Subject: as_text replaces /<br>/ with "", but a whitespace char would be better
hi -- An as_text() call against Sat 06/10/07<br>20:00 should produce something like 'Sat 06/10/07 20:00' (or maybe with a \n.) instead it produces 'Sat 06/10/0720:00' see http://rt.cpan.org/Ticket/Display.html?id=29799 for a bug report against Web::Scraper that provides a demo. (that module's maintainer indicated that this output was generated by the as_text method of HTML::Element.)
as_text won't and can't do that at the moment as a design decision.

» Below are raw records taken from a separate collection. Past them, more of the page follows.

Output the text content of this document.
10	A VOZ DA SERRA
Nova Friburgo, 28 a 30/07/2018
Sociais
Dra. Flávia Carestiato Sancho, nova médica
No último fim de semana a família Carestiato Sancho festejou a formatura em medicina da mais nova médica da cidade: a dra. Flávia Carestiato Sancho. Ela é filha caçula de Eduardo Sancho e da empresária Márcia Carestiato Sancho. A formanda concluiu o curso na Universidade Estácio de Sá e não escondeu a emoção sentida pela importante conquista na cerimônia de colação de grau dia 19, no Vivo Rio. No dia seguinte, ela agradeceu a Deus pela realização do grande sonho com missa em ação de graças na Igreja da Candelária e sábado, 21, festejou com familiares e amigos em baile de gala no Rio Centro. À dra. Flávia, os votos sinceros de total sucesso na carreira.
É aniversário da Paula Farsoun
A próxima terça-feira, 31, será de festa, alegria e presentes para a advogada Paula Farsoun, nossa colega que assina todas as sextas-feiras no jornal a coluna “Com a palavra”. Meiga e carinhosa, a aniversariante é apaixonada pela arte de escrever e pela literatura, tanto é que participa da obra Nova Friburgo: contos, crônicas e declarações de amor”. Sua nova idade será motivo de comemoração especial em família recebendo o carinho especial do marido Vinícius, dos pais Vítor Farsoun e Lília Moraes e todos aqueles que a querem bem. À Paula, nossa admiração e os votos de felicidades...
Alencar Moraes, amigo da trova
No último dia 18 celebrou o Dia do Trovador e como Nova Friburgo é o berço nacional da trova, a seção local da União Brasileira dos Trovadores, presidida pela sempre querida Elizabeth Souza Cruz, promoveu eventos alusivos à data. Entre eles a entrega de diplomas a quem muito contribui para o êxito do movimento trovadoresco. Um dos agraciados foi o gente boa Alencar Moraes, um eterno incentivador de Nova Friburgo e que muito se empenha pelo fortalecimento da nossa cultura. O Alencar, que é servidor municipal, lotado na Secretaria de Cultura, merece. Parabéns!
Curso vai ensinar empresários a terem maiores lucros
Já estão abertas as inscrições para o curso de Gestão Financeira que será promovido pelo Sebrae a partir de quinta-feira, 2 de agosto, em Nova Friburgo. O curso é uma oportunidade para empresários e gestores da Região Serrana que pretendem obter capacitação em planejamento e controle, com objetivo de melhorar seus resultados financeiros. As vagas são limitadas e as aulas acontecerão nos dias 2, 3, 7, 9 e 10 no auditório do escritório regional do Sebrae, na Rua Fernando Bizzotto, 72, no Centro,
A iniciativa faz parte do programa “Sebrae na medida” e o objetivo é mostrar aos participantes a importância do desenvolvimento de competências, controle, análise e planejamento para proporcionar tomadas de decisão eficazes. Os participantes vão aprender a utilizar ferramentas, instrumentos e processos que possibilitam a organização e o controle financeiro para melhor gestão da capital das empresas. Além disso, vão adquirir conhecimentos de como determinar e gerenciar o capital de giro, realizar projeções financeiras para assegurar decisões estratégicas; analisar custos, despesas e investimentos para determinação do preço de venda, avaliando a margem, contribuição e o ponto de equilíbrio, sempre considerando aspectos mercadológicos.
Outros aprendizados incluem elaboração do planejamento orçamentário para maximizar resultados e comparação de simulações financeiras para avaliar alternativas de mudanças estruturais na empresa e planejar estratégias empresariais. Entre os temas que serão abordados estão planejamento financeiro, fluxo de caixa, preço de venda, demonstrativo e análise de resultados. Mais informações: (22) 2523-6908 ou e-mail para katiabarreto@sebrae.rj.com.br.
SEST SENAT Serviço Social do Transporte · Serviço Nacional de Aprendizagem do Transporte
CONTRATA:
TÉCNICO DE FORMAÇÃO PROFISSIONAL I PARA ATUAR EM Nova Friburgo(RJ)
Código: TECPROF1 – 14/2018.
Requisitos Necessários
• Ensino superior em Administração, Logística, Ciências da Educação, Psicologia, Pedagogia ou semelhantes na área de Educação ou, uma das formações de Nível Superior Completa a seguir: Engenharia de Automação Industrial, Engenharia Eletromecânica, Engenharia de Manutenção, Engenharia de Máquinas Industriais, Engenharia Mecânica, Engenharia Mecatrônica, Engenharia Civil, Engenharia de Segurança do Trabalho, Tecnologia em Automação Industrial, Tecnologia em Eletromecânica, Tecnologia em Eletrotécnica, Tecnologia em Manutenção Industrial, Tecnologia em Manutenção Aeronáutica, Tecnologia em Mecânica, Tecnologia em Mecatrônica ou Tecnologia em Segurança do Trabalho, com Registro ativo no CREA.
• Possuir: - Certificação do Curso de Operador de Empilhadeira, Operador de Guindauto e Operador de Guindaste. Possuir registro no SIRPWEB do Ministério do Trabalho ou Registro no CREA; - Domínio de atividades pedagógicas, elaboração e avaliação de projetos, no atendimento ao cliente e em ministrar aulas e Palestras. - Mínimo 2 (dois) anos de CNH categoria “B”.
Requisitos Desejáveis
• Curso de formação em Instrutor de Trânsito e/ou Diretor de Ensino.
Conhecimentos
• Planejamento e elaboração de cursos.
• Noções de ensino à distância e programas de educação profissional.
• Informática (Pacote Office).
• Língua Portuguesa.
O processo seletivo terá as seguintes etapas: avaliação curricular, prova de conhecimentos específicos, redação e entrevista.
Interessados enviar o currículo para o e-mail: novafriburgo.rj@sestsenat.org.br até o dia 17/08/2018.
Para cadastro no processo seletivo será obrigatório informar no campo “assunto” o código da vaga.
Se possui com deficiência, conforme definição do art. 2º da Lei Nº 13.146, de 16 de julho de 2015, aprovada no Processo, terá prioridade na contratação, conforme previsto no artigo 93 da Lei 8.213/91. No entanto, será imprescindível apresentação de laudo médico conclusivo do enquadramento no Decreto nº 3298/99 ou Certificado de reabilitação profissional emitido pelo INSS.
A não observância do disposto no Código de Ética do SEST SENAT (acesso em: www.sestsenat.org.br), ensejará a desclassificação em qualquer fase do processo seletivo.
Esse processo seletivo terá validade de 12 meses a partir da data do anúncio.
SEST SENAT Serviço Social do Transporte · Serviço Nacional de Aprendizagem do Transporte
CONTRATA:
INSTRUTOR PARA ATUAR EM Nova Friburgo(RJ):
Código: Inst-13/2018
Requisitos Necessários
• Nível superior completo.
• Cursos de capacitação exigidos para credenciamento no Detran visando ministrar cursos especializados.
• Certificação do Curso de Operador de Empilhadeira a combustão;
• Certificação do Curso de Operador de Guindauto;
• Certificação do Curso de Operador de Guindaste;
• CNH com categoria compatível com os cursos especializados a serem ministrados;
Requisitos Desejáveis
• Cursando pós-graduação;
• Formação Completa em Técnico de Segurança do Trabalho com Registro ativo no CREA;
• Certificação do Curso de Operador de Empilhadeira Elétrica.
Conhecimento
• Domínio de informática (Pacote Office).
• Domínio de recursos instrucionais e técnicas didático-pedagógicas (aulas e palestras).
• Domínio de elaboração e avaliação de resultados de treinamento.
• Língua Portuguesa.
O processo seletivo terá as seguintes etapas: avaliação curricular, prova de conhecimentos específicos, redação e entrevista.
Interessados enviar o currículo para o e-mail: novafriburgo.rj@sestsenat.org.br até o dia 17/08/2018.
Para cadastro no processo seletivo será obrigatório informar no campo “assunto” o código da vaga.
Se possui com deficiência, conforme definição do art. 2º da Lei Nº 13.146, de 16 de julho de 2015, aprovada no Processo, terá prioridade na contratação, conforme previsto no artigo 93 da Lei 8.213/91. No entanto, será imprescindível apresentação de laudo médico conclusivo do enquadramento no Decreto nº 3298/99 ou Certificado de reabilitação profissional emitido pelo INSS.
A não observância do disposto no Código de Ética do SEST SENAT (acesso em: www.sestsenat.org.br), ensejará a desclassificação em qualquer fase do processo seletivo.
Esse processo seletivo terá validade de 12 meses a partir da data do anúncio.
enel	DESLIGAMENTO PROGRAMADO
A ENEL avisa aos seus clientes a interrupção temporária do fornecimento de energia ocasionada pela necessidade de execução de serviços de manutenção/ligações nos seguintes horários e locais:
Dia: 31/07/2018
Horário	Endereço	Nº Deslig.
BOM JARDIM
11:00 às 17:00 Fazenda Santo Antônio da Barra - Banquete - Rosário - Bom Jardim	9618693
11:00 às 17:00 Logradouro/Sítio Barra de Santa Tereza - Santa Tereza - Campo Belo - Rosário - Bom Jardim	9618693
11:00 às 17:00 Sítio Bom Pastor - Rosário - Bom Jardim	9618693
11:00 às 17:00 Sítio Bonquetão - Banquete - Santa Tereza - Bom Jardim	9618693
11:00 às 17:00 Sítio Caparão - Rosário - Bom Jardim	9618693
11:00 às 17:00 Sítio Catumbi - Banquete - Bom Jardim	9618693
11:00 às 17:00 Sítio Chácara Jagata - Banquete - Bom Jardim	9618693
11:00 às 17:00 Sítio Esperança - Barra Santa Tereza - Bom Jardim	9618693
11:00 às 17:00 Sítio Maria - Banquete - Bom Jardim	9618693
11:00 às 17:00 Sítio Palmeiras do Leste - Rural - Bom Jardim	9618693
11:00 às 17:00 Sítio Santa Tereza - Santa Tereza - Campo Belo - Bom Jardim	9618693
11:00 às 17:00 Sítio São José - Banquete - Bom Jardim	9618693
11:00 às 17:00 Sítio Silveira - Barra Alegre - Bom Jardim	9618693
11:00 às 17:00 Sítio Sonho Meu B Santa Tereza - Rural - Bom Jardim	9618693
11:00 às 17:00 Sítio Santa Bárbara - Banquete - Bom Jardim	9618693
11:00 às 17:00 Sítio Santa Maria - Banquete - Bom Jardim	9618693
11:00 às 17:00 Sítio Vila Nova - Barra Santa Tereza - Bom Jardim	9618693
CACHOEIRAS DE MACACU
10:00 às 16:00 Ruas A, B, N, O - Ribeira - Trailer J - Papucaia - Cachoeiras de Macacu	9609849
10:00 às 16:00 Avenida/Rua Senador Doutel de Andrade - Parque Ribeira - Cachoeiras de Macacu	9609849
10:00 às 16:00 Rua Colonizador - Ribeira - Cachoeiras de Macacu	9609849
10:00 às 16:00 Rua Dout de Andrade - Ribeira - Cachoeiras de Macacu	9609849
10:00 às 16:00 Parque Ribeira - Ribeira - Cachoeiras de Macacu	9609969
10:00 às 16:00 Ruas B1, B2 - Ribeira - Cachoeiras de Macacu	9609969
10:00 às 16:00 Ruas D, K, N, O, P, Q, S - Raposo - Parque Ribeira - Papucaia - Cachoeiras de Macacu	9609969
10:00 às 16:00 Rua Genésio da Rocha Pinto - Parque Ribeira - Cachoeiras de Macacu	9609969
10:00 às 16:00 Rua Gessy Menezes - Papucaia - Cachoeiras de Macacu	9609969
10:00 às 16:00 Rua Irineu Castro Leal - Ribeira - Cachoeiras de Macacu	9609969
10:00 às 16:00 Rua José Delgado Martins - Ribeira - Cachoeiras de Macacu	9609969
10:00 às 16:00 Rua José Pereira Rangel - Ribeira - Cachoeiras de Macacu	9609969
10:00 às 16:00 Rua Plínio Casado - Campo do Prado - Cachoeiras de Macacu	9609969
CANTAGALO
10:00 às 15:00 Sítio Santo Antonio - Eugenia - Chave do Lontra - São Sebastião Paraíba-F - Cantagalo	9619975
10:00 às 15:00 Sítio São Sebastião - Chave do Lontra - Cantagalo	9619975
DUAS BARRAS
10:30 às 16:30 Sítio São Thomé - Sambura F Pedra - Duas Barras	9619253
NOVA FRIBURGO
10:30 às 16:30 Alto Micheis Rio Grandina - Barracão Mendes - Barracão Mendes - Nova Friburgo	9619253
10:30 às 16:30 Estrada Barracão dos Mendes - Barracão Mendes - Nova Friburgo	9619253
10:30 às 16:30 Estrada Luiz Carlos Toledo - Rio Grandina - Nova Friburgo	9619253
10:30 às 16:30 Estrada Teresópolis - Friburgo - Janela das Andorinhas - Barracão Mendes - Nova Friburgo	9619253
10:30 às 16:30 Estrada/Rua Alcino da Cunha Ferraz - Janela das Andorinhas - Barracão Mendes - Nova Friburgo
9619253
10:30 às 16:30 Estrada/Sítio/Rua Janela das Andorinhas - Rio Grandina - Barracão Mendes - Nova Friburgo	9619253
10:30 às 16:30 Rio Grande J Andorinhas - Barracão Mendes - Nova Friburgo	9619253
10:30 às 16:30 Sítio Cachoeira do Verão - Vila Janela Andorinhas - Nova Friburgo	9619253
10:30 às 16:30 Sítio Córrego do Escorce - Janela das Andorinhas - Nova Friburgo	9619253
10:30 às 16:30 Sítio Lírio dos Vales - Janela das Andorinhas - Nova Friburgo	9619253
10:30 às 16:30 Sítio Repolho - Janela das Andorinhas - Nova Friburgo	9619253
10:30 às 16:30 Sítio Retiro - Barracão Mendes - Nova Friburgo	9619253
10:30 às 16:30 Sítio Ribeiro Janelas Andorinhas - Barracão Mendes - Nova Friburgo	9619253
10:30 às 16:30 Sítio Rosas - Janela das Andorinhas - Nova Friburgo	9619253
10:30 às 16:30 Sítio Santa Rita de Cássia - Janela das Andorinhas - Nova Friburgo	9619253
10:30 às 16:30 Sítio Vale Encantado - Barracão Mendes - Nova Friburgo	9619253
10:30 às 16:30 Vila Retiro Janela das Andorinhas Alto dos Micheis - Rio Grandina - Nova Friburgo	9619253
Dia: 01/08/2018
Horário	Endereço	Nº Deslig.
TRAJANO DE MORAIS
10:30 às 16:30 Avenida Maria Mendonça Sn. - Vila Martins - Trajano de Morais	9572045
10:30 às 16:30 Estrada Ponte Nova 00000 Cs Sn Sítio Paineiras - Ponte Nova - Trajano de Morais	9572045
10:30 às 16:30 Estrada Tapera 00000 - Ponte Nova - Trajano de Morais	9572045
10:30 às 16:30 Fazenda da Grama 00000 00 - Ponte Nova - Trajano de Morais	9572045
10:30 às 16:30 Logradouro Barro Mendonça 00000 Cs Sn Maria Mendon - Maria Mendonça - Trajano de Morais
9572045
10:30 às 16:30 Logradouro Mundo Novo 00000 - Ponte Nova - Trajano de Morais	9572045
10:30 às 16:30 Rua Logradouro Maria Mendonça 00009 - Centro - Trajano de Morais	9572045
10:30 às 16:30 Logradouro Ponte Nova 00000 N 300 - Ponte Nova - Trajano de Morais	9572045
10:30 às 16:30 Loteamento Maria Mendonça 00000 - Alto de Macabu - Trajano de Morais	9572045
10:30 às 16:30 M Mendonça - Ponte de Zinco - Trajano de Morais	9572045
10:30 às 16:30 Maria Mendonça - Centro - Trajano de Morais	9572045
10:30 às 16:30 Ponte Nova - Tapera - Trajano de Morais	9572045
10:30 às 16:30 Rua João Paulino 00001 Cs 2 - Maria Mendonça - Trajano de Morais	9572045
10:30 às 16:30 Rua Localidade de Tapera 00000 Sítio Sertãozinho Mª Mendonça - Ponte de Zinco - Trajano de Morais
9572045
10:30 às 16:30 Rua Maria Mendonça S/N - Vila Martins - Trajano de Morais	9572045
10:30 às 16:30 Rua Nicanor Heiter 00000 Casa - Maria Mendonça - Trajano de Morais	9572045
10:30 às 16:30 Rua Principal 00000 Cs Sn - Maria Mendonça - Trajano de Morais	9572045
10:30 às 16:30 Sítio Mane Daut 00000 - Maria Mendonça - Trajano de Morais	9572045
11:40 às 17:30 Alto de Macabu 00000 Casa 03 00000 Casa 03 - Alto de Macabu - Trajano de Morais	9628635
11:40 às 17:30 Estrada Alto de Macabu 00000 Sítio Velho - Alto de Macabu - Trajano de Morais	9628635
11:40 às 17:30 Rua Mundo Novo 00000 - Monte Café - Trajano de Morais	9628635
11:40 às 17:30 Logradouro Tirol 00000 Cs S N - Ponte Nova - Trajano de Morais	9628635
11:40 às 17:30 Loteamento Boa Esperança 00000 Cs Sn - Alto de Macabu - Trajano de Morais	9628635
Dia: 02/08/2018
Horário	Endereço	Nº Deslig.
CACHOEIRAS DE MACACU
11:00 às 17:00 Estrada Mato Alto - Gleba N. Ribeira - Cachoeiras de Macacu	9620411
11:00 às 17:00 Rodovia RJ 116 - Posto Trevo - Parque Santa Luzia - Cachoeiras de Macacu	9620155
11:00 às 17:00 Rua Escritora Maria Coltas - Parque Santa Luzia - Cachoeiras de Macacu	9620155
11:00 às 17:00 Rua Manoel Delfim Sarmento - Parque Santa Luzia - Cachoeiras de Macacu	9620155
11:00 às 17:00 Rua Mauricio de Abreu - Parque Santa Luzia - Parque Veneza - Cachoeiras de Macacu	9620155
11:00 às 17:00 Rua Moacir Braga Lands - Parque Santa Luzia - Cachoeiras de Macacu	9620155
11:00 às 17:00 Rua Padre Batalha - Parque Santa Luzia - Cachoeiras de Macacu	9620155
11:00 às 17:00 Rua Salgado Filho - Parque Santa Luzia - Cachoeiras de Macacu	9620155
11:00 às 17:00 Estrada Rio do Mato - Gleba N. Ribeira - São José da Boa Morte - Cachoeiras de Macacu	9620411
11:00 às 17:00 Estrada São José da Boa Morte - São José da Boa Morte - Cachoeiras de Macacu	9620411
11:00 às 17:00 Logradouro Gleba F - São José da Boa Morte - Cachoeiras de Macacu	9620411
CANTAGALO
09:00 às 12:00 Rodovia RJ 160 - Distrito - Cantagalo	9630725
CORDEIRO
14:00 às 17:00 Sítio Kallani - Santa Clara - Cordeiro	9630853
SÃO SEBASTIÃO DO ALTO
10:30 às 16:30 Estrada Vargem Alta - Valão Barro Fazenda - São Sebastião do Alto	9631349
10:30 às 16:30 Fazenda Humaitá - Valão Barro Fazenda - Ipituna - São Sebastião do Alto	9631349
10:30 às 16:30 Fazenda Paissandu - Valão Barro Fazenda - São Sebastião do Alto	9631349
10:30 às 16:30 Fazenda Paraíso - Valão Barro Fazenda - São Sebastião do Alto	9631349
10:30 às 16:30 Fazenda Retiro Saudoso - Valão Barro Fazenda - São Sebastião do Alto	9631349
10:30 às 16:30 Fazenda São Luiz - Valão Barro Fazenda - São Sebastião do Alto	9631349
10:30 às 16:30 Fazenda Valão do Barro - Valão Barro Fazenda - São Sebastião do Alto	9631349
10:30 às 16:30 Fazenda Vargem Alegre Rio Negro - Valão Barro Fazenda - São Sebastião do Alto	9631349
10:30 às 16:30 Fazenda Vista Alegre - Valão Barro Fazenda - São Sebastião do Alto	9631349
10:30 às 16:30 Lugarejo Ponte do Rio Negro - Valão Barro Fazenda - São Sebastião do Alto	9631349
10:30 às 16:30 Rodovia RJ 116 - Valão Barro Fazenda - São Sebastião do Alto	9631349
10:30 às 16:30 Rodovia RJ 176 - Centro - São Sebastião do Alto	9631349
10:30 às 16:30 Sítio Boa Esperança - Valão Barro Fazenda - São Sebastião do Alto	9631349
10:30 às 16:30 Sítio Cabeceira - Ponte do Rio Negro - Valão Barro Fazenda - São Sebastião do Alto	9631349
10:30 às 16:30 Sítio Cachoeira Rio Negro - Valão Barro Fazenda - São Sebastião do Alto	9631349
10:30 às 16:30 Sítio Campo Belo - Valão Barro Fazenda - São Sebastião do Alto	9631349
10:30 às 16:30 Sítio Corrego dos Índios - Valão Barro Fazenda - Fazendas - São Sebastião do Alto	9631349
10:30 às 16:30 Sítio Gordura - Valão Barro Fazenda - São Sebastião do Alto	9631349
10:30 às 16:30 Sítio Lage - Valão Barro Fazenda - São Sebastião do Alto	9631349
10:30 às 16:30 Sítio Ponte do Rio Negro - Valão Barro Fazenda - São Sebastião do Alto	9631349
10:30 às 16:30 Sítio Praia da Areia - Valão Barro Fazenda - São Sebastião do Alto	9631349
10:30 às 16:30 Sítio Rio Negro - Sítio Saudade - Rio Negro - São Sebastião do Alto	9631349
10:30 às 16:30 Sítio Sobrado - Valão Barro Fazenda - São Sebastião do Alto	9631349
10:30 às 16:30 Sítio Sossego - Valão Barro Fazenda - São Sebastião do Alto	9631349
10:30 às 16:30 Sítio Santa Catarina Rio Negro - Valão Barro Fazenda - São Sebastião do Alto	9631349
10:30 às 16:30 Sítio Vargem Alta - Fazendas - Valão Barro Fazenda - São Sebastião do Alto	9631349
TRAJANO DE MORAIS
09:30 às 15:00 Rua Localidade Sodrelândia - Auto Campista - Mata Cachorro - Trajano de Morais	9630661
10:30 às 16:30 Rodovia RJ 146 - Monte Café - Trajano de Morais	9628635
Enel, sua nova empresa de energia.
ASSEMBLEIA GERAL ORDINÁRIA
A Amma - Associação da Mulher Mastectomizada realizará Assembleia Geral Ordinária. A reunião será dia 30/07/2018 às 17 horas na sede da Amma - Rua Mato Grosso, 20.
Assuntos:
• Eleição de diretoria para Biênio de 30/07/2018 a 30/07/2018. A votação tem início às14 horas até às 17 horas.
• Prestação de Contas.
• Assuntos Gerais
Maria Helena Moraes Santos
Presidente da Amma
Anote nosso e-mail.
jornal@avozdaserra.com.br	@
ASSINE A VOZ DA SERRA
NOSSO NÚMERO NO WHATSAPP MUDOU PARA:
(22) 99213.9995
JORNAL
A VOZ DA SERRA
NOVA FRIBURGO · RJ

This was a conversation that came up at the 2006 Chicago Hackathon, and the question I put forward then was this - what elements would you do this for? Further, when would you do them? If I have a block of HTML 3, for example, that reads: <xmp><br></xmp> That <br> should not be converted, but a blind regexp engine would convert it. Beyond that, <br> is not the only element that would need this treatment. People expect the same with <hr> as well as <p>, <div>, <blockquote> and other block-level elements. as_text was never intended to be used as a sanitization method nor a display method - the man page specifically states that it is the concatenation of text elements as the tree is descended. Changing that is a design decision and won't be considered until the major version is bumped up to 4.0, which is down the road quite a ways.